Dozens of rodents, both alive and dead, were found in and around hen houses at the Rose Acre Farms in Hyde County, the newspaper said. Thirty-five people who ate eggs traced back to the farm have been sickened since November, according to the Centers for Disease Control and Prevention. Most of the cases were in New York and Virginia.
The FDA report said "unacceptable rodent activity" had been cited at Rose Acre Farms even before the initial salmonella cases were reported, the Post said. The FDA inspection at the heart of the report was conducted in March and April.
The agency said it also found large numbers of insects gathered near chicken feeds, and that employees failed to maintain safe food-handling practices, the Post said.
Last month, Rose Acre recalled more than 207 million eggs for potential salmonella contamination. The eggs were sold under brand names including Great Value, Country Daybreak and Crystal Farms.
The facility produces some 2.3 million eggs daily, distributing them to retailers and restaurants in Colorado, Florida, New Jersey, New York, Pennsylvania, Virginia, West Virginia and the Carolinas. It's among the largest egg producers in the United States, the newspaper said.
The family-owned farm has issued a statement saying it has taken "numerous remedial actions" to make sure the facility meets or exceeds federal standards.
6 States Sue Opioid Maker Purdue, Claiming Company Helped Spur Overdoses
Opioid maker Purdue Pharma is the object of lawsuits filed on Tuesday by six states that claim the company helped fuel an epidemic of drug overdoses linked to the painkillers.
The states include Florida, Nevada, North Carolina, North Dakota, Tennessee and Texas.
In its lawsuit filed in Las Vegas, Nevada claims that Purdue minimized the risks and exaggerated the benefits of long-term opioid use.
"Purdue's deception lined the pockets of its owners and led to the deaths and hospitalization of thousands of Nevadans," Nevada state Attorney General Adam Laxalt said in a statement, the Associated Press reported.
In Tennessee's lawsuit, Attorney General Herbert Slatery claimed that Purdue broke a 2007 settlement with his state and "knew patients were dying from overdoses and that its drugs were being illegally sold to non-patients."
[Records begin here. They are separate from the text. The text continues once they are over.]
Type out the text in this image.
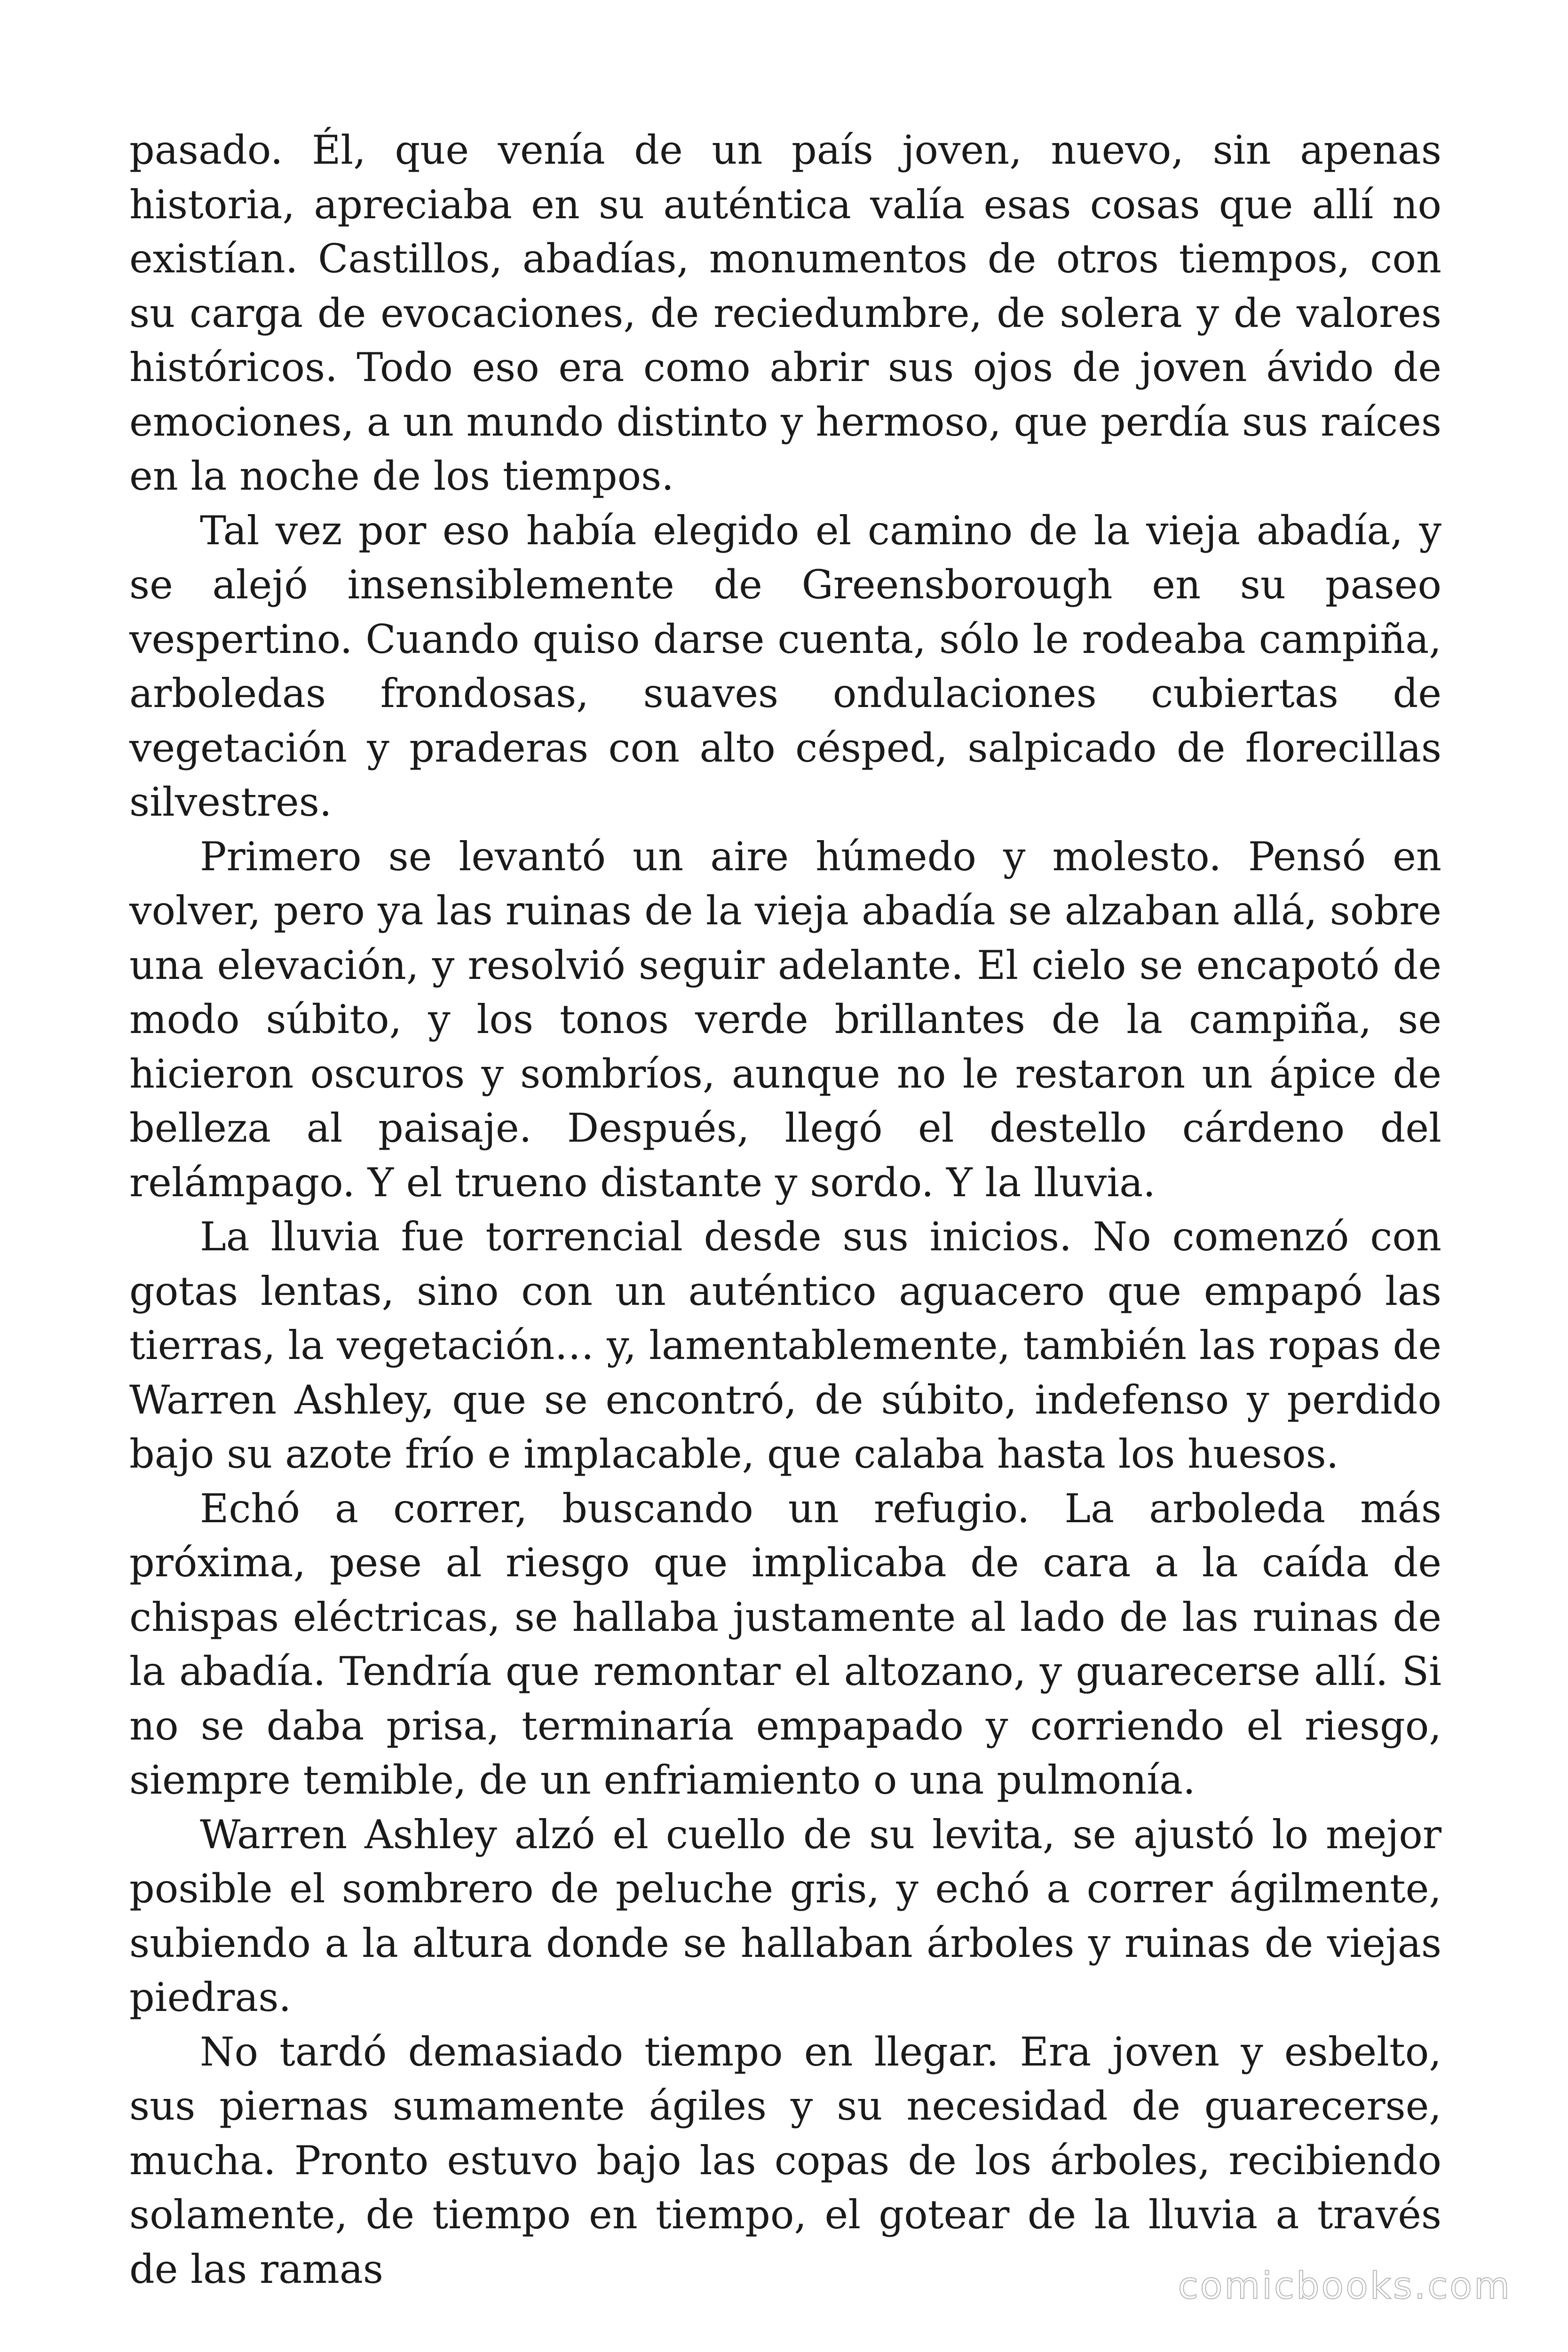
pasado. Él, que venía de un país joven, nuevo, sin apenas historia, apreciaba en su auténtica valía esas cosas que allí no existían. Castillos, abadías, monumentos de otros tiempos, con su carga de evocaciones, de reciedumbre, de solera y de valores históricos. Todo eso era como abrir sus ojos de joven ávido de emociones, a un mundo distinto y hermoso, que perdía sus raíces en la noche de los tiempos.

Tal vez por eso había elegido el camino de la vieja abadía, y se alejó insensiblemente de Greensborough en su paseo vespertino. Cuando quiso darse cuenta, sólo le rodeaba campiña, arboledas frondosas, suaves ondulaciones cubiertas de vegetación y praderas con alto césped, salpicado de florecillas silvestres.

Primero se levantó un aire húmedo y molesto. Pensó en volver, pero ya las ruinas de la vieja abadía se alzaban allá, sobre una elevación, y resolvió seguir adelante. El cielo se encapotó de modo súbito, y los tonos verde brillantes de la campiña, se hicieron oscuros y sombríos, aunque no le restaron un ápice de belleza al paisaje. Después, llegó el destello cárdeno del relámpago. Y el trueno distante y sordo. Y la lluvia.

La lluvia fue torrencial desde sus inicios. No comenzó con gotas lentas, sino con un auténtico aguacero que empapó las tierras, la vegetación… y, lamentablemente, también las ropas de Warren Ashley, que se encontró, de súbito, indefenso y perdido bajo su azote frío e implacable, que calaba hasta los huesos.

Echó a correr, buscando un refugio. La arboleda más próxima, pese al riesgo que implicaba de cara a la caída de chispas eléctricas, se hallaba justamente al lado de las ruinas de la abadía. Tendría que remontar el altozano, y guarecerse allí. Si no se daba prisa, terminaría empapado y corriendo el riesgo, siempre temible, de un enfriamiento o una pulmonía.

Warren Ashley alzó el cuello de su levita, se ajustó lo mejor posible el sombrero de peluche gris, y echó a correr ágilmente, subiendo a la altura donde se hallaban árboles y ruinas de viejas piedras.

No tardó demasiado tiempo en llegar. Era joven y esbelto, sus piernas sumamente ágiles y su necesidad de guarecerse, mucha. Pronto estuvo bajo las copas de los árboles, recibiendo solamente, de tiempo en tiempo, el gotear de la lluvia a través de las ramas	comicbooks.com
In Texas, Attorney General Ken Paxton also alleged the company erroneously claimed that the opioids Purdue manufactured had no "ceiling dose," meaning that doctors and patients could hike dosages without risk.
But Stamford, Conn.-based Purdue is battling the claims.
In an email to the AP, company spokesman Bob Josephson said that negotiations with state officials to help ease the opioid crisis have already gone on for months prior to states filing the lawsuits.
According to the AP, Purdue already paid out $19.5 million in 2007 to settle similar lawsuits in 26 states and the District of Columbia, without admitting wrongdoing. Nevada, North Carolina, Tennessee and Texas were part of that settlement, while Florida and North Dakota were not.